PRO support is experimental — naturally limited to 512 GB hardware unicorns.
Distributed protocol has no encryption or auth — trusted network, same git commit on all nodes.
MTP speculative decoding exists but is correctness-gated and currently a slight speedup at best.

This transparency is refreshing. Beta software that admits beta beats production software pretending it is done.

How DS4 fits the wider local-AI stack

If you are running datacenter-scale orchestration — KV-aware routing across dozens of H100s, prefill/decode disaggregation, etcd cluster state — projects like Cognitora (which I have written about separately) occupy that lane.

DS4 occupies a different lane entirely: personal sovereignty. One developer, one (or two) Apple Silicon boxes, one model family, everything from GGUF validation to coding agent in a single repo. The philosophical overlap with early Redis is striking — optimize one workload brutally well, ship the complete experience, ignore the rest.
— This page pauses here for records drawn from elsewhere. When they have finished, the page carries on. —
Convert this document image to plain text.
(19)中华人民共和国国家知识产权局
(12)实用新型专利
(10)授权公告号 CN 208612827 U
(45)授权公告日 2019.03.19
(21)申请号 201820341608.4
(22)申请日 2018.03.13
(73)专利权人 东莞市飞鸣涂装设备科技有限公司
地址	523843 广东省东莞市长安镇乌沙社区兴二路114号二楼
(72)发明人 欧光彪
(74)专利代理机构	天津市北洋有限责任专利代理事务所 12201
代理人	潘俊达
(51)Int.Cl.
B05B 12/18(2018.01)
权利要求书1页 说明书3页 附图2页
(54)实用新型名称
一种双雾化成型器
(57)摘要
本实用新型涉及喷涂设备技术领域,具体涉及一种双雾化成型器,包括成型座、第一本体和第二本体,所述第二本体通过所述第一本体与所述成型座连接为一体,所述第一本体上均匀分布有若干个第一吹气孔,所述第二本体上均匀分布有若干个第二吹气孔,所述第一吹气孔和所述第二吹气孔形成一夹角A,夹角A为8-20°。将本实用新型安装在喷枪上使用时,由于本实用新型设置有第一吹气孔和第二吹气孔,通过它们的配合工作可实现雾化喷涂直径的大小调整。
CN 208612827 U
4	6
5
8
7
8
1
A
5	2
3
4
Dimension	Generic llama.cpp + Ollama	DwarfStar 4
Model scope	Anything with a GGUF	DeepSeek V4 Flash/PRO only
Quant strategy	Bring your own	Asymmetric imatrix 2/8-bit, official-logit validated
KV cache	RAM-first	RAM + disk tier, session-native agent
Agent	External (Cursor, etc.)	Native `ds4-agent` + OpenAI-compatible server
Distribution	None built-in	Pipeline parallelism across Macs
Maturity	Production ecosystem	Beta, weeks old, moving fast

Neither replaces the other. DS4 is the integrated appliance. The generic stack is the swiss army knife.
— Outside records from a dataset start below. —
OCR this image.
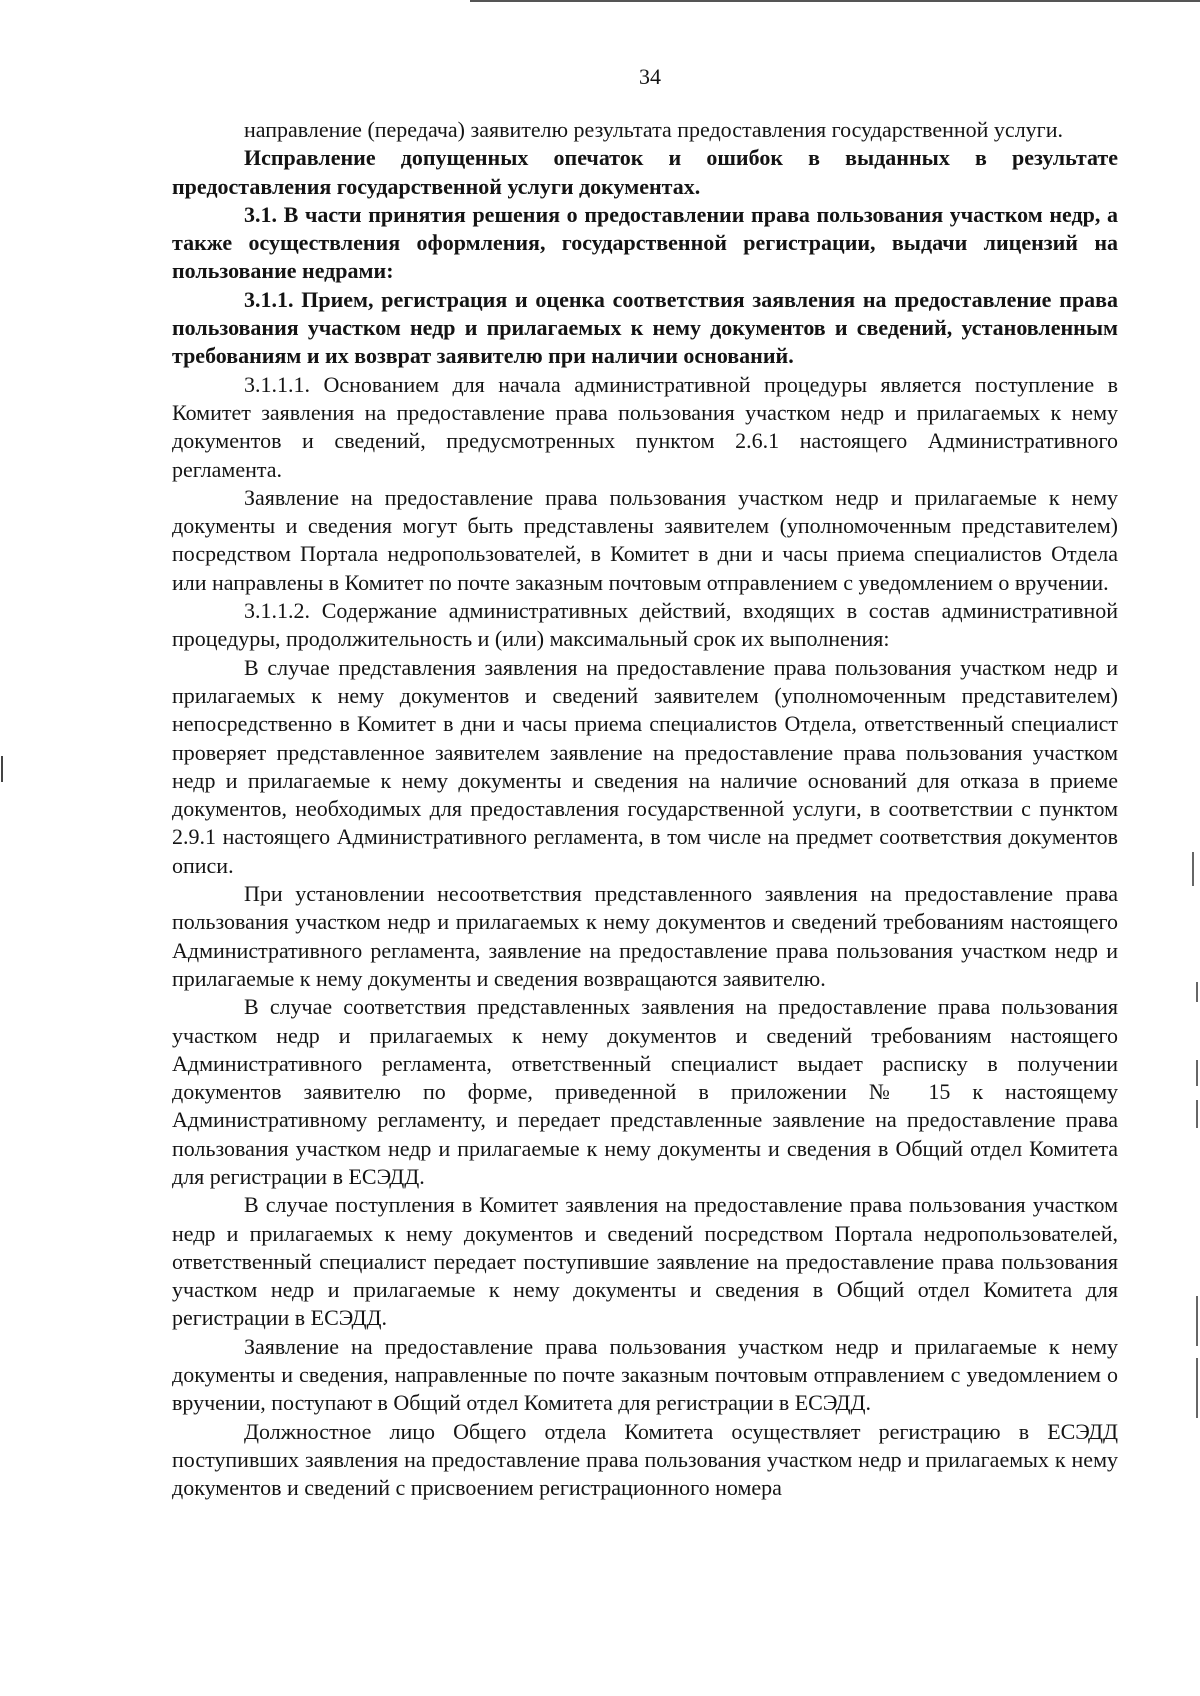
34

направление (передача) заявителю результата предоставления государственной услуги.

Исправление допущенных опечаток и ошибок в выданных в результате предоставления государственной услуги документах.

3.1. В части принятия решения о предоставлении права пользования участком недр, а также осуществления оформления, государственной регистрации, выдачи лицензий на пользование недрами:

3.1.1. Прием, регистрация и оценка соответствия заявления на предоставление права пользования участком недр и прилагаемых к нему документов и сведений, установленным требованиям и их возврат заявителю при наличии оснований.

3.1.1.1. Основанием для начала административной процедуры является поступление в Комитет заявления на предоставление права пользования участком недр и прилагаемых к нему документов и сведений, предусмотренных пунктом 2.6.1 настоящего Административного регламента.

Заявление на предоставление права пользования участком недр и прилагаемые к нему документы и сведения могут быть представлены заявителем (уполномоченным представителем) посредством Портала недропользователей, в Комитет в дни и часы приема специалистов Отдела или направлены в Комитет по почте заказным почтовым отправлением с уведомлением о вручении.

3.1.1.2. Содержание административных действий, входящих в состав административной процедуры, продолжительность и (или) максимальный срок их выполнения:

В случае представления заявления на предоставление права пользования участком недр и прилагаемых к нему документов и сведений заявителем (уполномоченным представителем) непосредственно в Комитет в дни и часы приема специалистов Отдела, ответственный специалист проверяет представленное заявителем заявление на предоставление права пользования участком недр и прилагаемые к нему документы и сведения на наличие оснований для отказа в приеме документов, необходимых для предоставления государственной услуги, в соответствии с пунктом 2.9.1 настоящего Административного регламента, в том числе на предмет соответствия документов описи.

При установлении несоответствия представленного заявления на предоставление права пользования участком недр и прилагаемых к нему документов и сведений требованиям настоящего Административного регламента, заявление на предоставление права пользования участком недр и прилагаемые к нему документы и сведения возвращаются заявителю.

В случае соответствия представленных заявления на предоставление права пользования участком недр и прилагаемых к нему документов и сведений требованиям настоящего Административного регламента, ответственный специалист выдает расписку в получении документов заявителю по форме, приведенной в приложении № 15 к настоящему Административному регламенту, и передает представленные заявление на предоставление права пользования участком недр и прилагаемые к нему документы и сведения в Общий отдел Комитета для регистрации в ЕСЭДД.

В случае поступления в Комитет заявления на предоставление права пользования участком недр и прилагаемых к нему документов и сведений посредством Портала недропользователей, ответственный специалист передает поступившие заявление на предоставление права пользования участком недр и прилагаемые к нему документы и сведения в Общий отдел Комитета для регистрации в ЕСЭДД.

Заявление на предоставление права пользования участком недр и прилагаемые к нему документы и сведения, направленные по почте заказным почтовым отправлением с уведомлением о вручении, поступают в Общий отдел Комитета для регистрации в ЕСЭДД.

Должностное лицо Общего отдела Комитета осуществляет регистрацию в ЕСЭДД поступивших заявления на предоставление права пользования участком недр и прилагаемых к нему документов и сведений с присвоением регистрационного номера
What antirez is building toward

From news/165, the roadmap reads like a product plan, not a science project:

Quality benchmarks and regression gates (official continuation vectors, ds4-eval, ds4-bench)
A coding agent that graduates from alpha to daily-driver
Home hardware CI so releases do not depend on “works on Salvatore’s MacBook”
More ports and distributed modes — serial and parallel
Model churn as DeepSeek ships new checkpoints

The closing line stuck with me: “AI is too critical to be just a provided service.”

That is the whole argument for DS4 in one sentence. Cloud APIs are convenient. They are also someone else’s computer, someone else’s retention policy, and someone else’s idea of what your prompt should cost this quarter.

Bottom line

DwarfStar 4 is not the inference engine for everyone. It is the inference engine for people who looked at DeepSeek V4 Flash, checked their MacBook’s RAM, and thought: I want this to actually work — tools, cache, agent, benchmarks, distributed PRO across two Studios — without spending six weekends gluing pieces together.

antirez built Redis because developers deserved a better in-memory data store. DS4 comes from the same instinct applied to local LLMs: stop shipping half-finished runtimes and call it progress.

Clone it. Download the imatrix quant. Run ./ds4. See if you, too, end up asking a local model what you used to send to Claude — and getting an answer you can use.

DwarfStar 4 is under active development. Pin a commit or watch releases if you are deploying beyond weekend experiments. Primary references: antirez/ds4 on GitHub, A few words on DS4, Distributing LLM inference in DwarfStar.